LE SYNDROME DU TOURISTE BOULIMIQUE

Je suis déjà assez glouton en règle générale. Du genre à penser dès 10H30 à ce que je vais pouvoir manger à 12H (je pense par exemple être l’une des seules à avoir trouvé le menu de Radio France sur l’intranet et à y passer du temps les matins où j’y travaille pour savoir si je vais choisir la paella ou les macaronis à la cantine.)

Et bien en vacances, figurez-vous que ce trait de caractère est décuplé.

Je deviens alors un véritable estomac sur pattes à l’affût de tout ce qui flaire bon et suis tout simplement frappée de ce que j’ai nommé : LE SYNDROME DU TOURISTE BOULIMIQUE.

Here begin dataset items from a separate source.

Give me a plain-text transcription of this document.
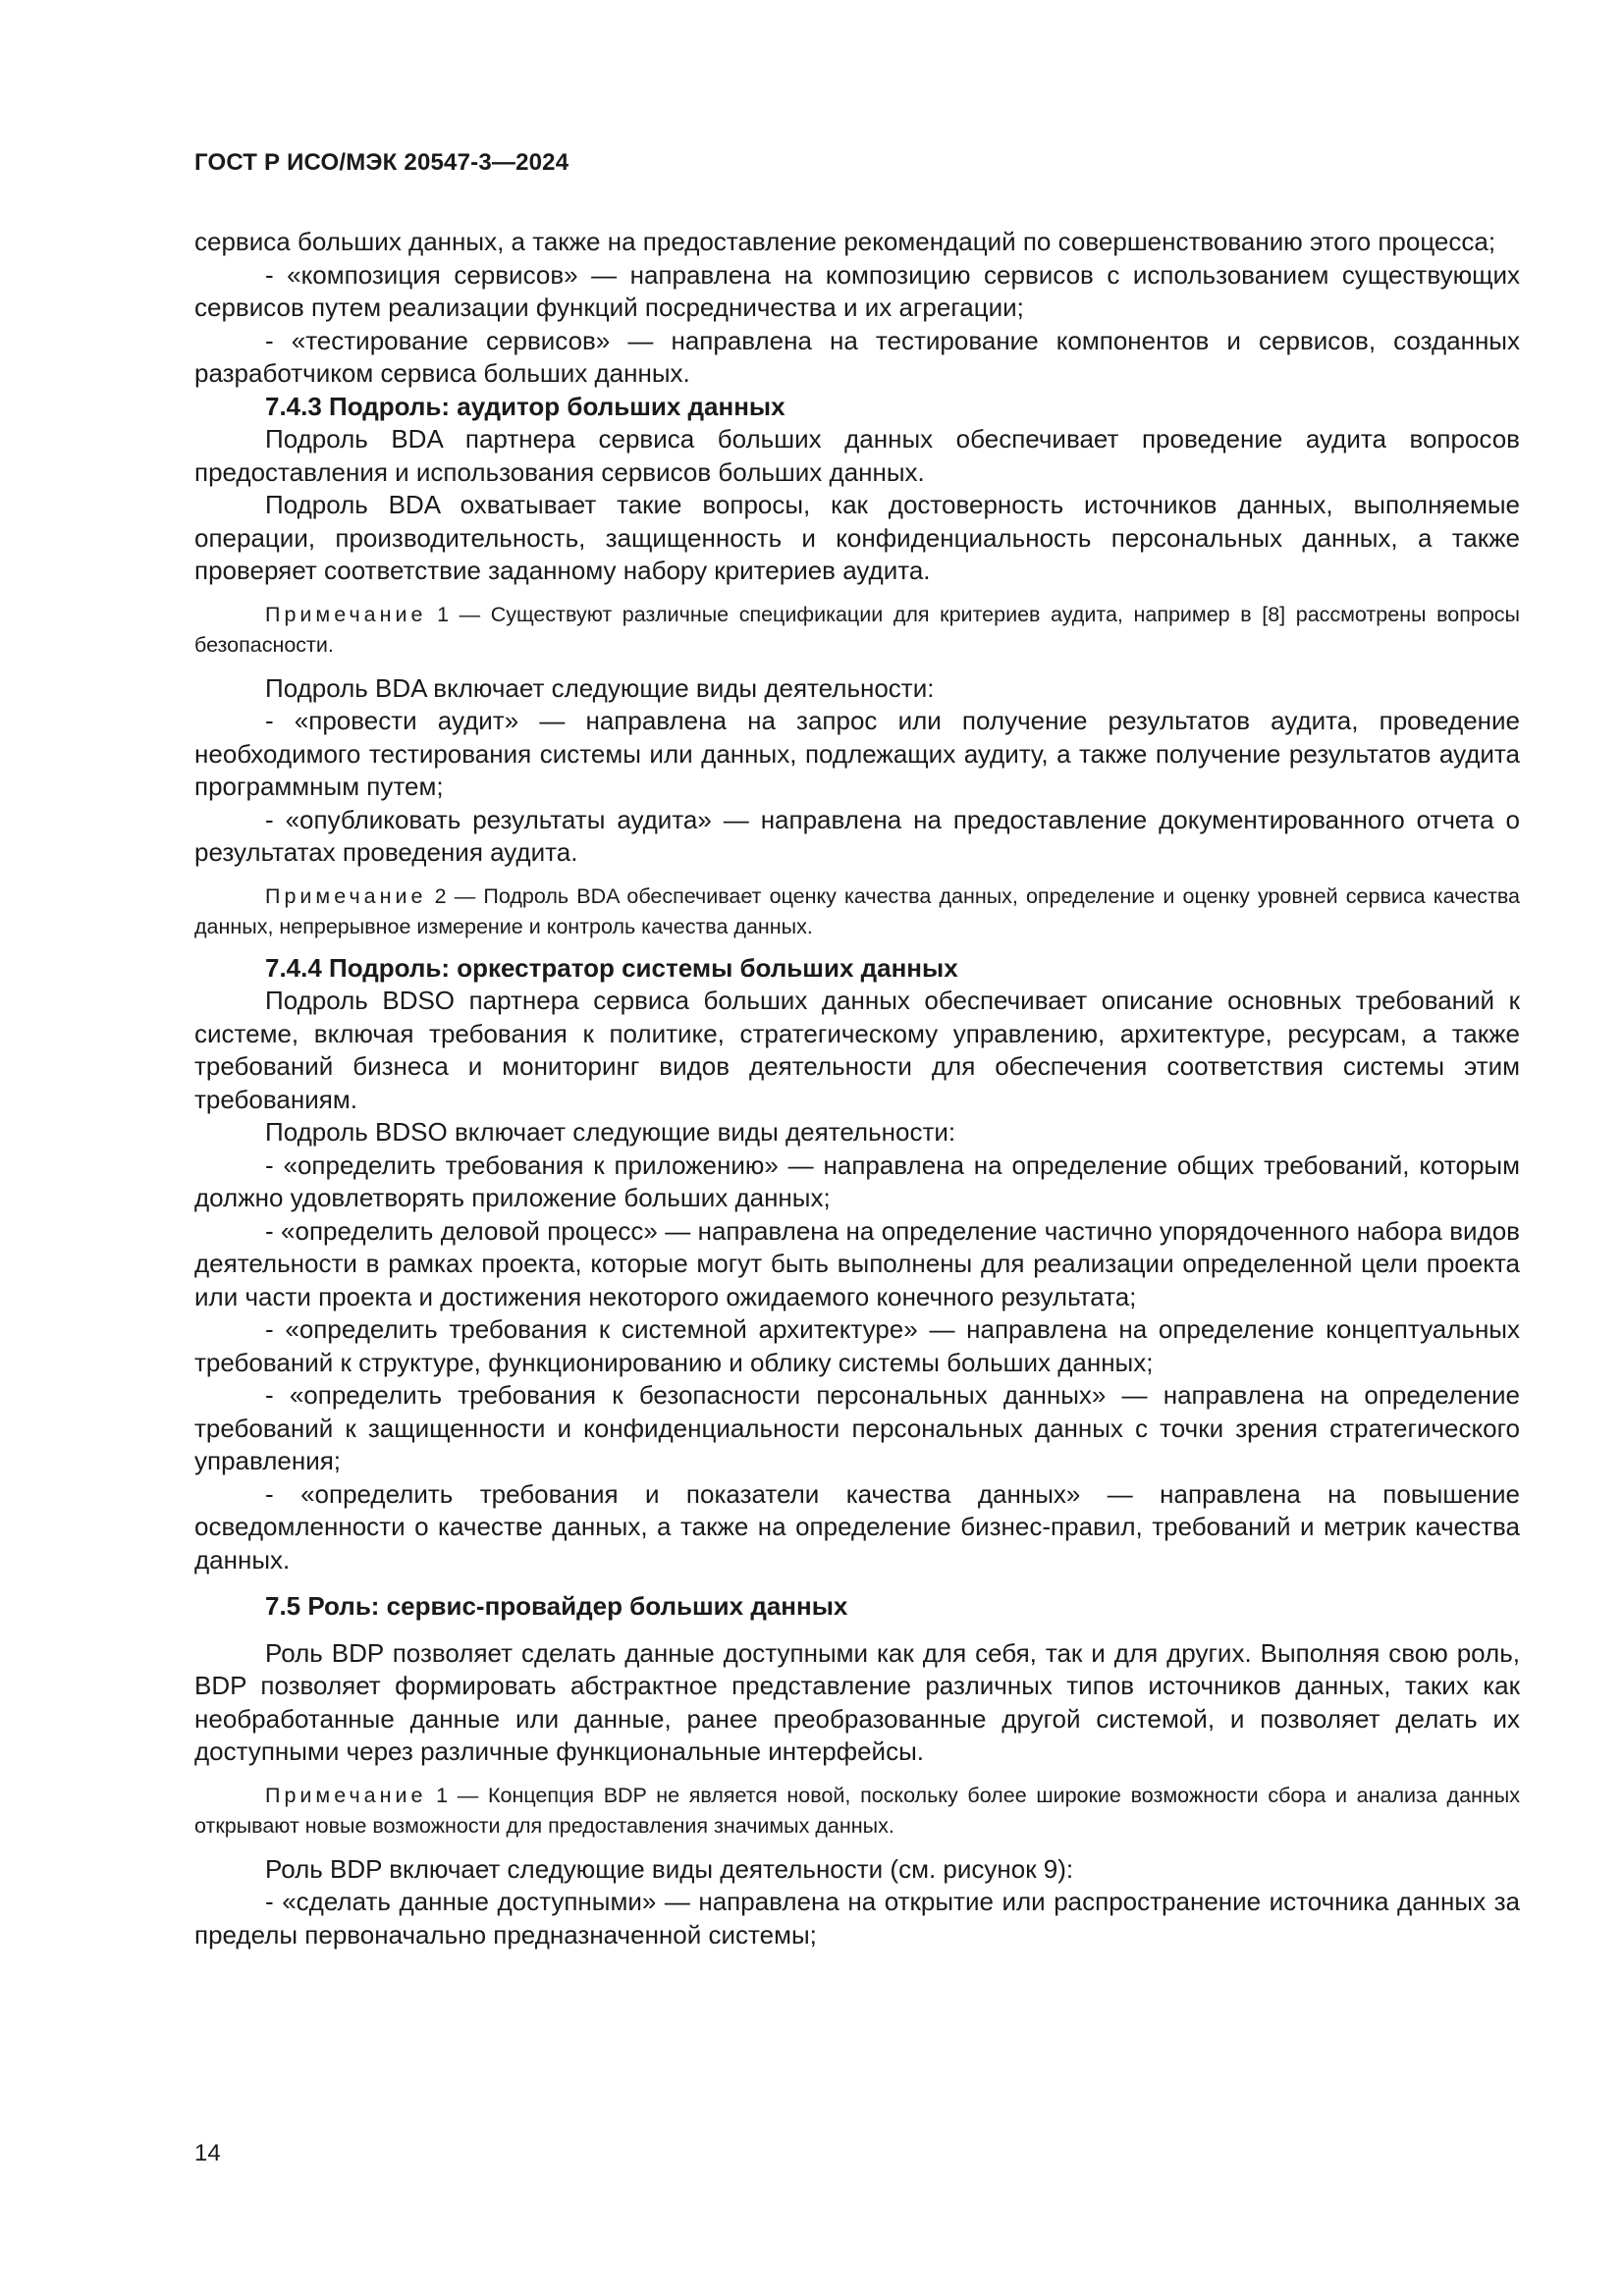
ГОСТ Р ИСО/МЭК 20547-3—2024

сервиса больших данных, а также на предоставление рекомендаций по совершенствованию этого процесса;

- «композиция сервисов» — направлена на композицию сервисов с использованием существующих сервисов путем реализации функций посредничества и их агрегации;

- «тестирование сервисов» — направлена на тестирование компонентов и сервисов, созданных разработчиком сервиса больших данных.

7.4.3 Подроль: аудитор больших данных

Подроль BDA партнера сервиса больших данных обеспечивает проведение аудита вопросов предоставления и использования сервисов больших данных.

Подроль BDA охватывает такие вопросы, как достоверность источников данных, выполняемые операции, производительность, защищенность и конфиденциальность персональных данных, а также проверяет соответствие заданному набору критериев аудита.

Примечание 1 — Существуют различные спецификации для критериев аудита, например в [8] рассмотрены вопросы безопасности.

Подроль BDA включает следующие виды деятельности:

- «провести аудит» — направлена на запрос или получение результатов аудита, проведение необходимого тестирования системы или данных, подлежащих аудиту, а также получение результатов аудита программным путем;

- «опубликовать результаты аудита» — направлена на предоставление документированного отчета о результатах проведения аудита.

Примечание 2 — Подроль BDA обеспечивает оценку качества данных, определение и оценку уровней сервиса качества данных, непрерывное измерение и контроль качества данных.

7.4.4 Подроль: оркестратор системы больших данных

Подроль BDSO партнера сервиса больших данных обеспечивает описание основных требований к системе, включая требования к политике, стратегическому управлению, архитектуре, ресурсам, а также требований бизнеса и мониторинг видов деятельности для обеспечения соответствия системы этим требованиям.

Подроль BDSO включает следующие виды деятельности:

- «определить требования к приложению» — направлена на определение общих требований, которым должно удовлетворять приложение больших данных;

- «определить деловой процесс» — направлена на определение частично упорядоченного набора видов деятельности в рамках проекта, которые могут быть выполнены для реализации определенной цели проекта или части проекта и достижения некоторого ожидаемого конечного результата;

- «определить требования к системной архитектуре» — направлена на определение концептуальных требований к структуре, функционированию и облику системы больших данных;

- «определить требования к безопасности персональных данных» — направлена на определение требований к защищенности и конфиденциальности персональных данных с точки зрения стратегического управления;

- «определить требования и показатели качества данных» — направлена на повышение осведомленности о качестве данных, а также на определение бизнес-правил, требований и метрик качества данных.

7.5 Роль: сервис-провайдер больших данных

Роль BDP позволяет сделать данные доступными как для себя, так и для других. Выполняя свою роль, BDP позволяет формировать абстрактное представление различных типов источников данных, таких как необработанные данные или данные, ранее преобразованные другой системой, и позволяет делать их доступными через различные функциональные интерфейсы.

Примечание 1 — Концепция BDP не является новой, поскольку более широкие возможности сбора и анализа данных открывают новые возможности для предоставления значимых данных.

Роль BDP включает следующие виды деятельности (см. рисунок 9):

- «сделать данные доступными» — направлена на открытие или распространение источника данных за пределы первоначально предназначенной системы;

14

J’ai aussi tendance à prendre beaucoup plus de risques culinaires, même si généralement, je choisis des pays où le risque de mal manger est faible, voir inexistant.

DES PAYS COMME LA SICILE

Pays terrible pour les psychopathes de l’alimentation, car il y à manger PARTOUT. Enfin encore une fois cela est relatif, il n’y a sans doute pas plus à manger qu’en France mais en vacances, avec du temps libre et de la bouffe pas trop cher, vous avez toutes les chances d’être frappé du STB (syndrome du touriste boulimique.). (Alors qu’à Paris non bien sûr que ça ne vous viendrait pas à l’esprit d’aller manger 1 kilo de cerises au marché, puis un arancini à la saucisse à 11H, suivi d’un plat de pâtes au restaurant, puis d’une friture de poisson, puis d’une glace à la pistache à 16H, suivi d’un spritz avec des petits pains fourrés jambon-tomate à 18H, suivi d’un dîner constitué  d’une pizza salami-pistache, suivi d’une riccota pistache chocolat arrosé d’un litre de vin et d’un amaretto.) (Il y a beaucoup de pistaches dans cette énumération parce qu’il y a beaucoup de pistaches en Sicile, c’est délicieux et je vous en parlerai bientôt)

LE MARCHÉ = DYSNEYLAND

L’autre chose que je fais frénétiquement en vacances ? Aller au marché.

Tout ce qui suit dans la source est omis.